Apple Macs Are Delicious Meal For Pesky Thunderstrike 2 Firmware Worm

Researchers appear to have found serious vulnerabilities in Mac laptops and desktops. Trammell Hudson at Two Sigma Investments and Xeno Kovah at LegbaCore are planning to discuss their discovery in detail at Black Hat USA 2015 in Las Vegas. The crux of their discovery: many of the same firmware vulnerabilities that plague PCs also exist in Macs. The researchers plan to prove the vulnerabilities on August 6th.

macbook pro
Image credit: Apple
 
After discovering the firmware vulnerabilities, the researchers were able to create Thunderstrike 2, a proof-of-concept worm that can infiltrate Macs via their firmware. The worm can move from one laptop to another via your peripherals and (in theory) can spread without detection. What makes Thunderstrike a better worm than most of the malware we see today is that it doesn’t have to move over networks and can avoid scanning detection by infecting your computer’s BIOS. Plug a device into your Mac’s Thunderbolt port and the worm will infect your peripheral. Move to another computer, and the worm will take hold the next time the computer boots.
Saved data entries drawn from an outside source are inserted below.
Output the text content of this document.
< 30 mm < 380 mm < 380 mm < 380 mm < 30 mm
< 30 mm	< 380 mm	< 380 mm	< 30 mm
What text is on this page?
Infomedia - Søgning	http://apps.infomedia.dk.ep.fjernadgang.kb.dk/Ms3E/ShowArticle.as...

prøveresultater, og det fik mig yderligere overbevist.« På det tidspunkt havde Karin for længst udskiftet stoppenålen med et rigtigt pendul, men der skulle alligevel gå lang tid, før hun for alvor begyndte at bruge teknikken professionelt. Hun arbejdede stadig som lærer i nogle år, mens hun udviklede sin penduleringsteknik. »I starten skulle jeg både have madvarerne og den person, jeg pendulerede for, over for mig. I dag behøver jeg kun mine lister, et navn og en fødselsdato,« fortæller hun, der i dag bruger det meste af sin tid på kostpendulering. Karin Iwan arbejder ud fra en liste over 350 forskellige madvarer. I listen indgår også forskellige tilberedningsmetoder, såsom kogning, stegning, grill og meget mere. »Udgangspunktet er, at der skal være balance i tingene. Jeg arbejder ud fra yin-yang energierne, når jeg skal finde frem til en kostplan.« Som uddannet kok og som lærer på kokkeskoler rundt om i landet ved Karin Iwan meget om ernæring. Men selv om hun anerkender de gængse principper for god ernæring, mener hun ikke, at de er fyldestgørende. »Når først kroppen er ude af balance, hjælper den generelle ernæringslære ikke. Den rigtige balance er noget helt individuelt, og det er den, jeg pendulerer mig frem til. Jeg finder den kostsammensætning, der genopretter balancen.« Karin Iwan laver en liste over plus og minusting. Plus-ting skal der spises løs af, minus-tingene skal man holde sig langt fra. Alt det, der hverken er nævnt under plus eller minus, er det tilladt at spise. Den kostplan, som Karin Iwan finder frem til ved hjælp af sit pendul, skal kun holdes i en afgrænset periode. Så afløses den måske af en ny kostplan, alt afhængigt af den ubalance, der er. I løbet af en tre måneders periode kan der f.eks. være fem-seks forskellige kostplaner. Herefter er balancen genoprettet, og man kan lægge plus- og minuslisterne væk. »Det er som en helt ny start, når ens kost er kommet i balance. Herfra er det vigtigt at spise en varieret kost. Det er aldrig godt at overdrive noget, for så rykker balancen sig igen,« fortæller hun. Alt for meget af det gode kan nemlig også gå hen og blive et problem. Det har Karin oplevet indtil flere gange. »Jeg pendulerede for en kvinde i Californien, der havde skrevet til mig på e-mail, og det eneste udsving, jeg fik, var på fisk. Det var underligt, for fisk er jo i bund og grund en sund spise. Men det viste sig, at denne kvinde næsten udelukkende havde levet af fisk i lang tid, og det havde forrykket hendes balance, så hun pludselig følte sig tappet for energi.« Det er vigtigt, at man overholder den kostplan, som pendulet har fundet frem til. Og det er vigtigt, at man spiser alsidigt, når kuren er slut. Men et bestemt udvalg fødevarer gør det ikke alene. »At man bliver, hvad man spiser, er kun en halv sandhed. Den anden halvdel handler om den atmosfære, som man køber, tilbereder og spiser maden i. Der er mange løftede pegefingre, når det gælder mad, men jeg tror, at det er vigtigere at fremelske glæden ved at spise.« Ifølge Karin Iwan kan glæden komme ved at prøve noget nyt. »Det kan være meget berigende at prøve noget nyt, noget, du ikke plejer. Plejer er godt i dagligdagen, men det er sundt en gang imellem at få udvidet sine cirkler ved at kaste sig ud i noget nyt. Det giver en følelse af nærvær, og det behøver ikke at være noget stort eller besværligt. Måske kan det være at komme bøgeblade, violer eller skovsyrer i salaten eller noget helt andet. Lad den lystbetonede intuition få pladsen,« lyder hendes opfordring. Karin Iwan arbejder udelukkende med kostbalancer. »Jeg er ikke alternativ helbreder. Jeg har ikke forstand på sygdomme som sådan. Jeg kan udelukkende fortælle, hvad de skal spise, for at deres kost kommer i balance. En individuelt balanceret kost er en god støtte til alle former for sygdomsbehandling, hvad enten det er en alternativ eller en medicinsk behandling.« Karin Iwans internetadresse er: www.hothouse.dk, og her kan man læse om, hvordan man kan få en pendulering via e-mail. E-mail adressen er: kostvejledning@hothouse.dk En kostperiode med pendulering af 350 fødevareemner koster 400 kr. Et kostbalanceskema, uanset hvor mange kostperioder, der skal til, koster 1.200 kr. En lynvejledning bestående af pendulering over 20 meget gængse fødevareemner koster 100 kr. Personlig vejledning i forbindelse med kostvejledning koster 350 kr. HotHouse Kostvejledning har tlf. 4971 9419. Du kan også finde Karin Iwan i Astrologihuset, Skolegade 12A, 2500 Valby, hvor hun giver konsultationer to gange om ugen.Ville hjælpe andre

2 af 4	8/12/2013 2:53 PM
The worm hides in the ROM on peripherals, which makes spreading the worm a piece of cake: simply infect some peripherals, sell them online, and you’ll soon have complete control of those computers, if the researchers are right this vulnerability.

Firmware attacks have been a problem for PCs for ages, though manufacturers have had some success with patches (notably Dell and Lenovo). Now, it’s Apple’s turn to batten its hatches, and it has already patched one vulnerability and is at work on another, though some vulnerabilities remain.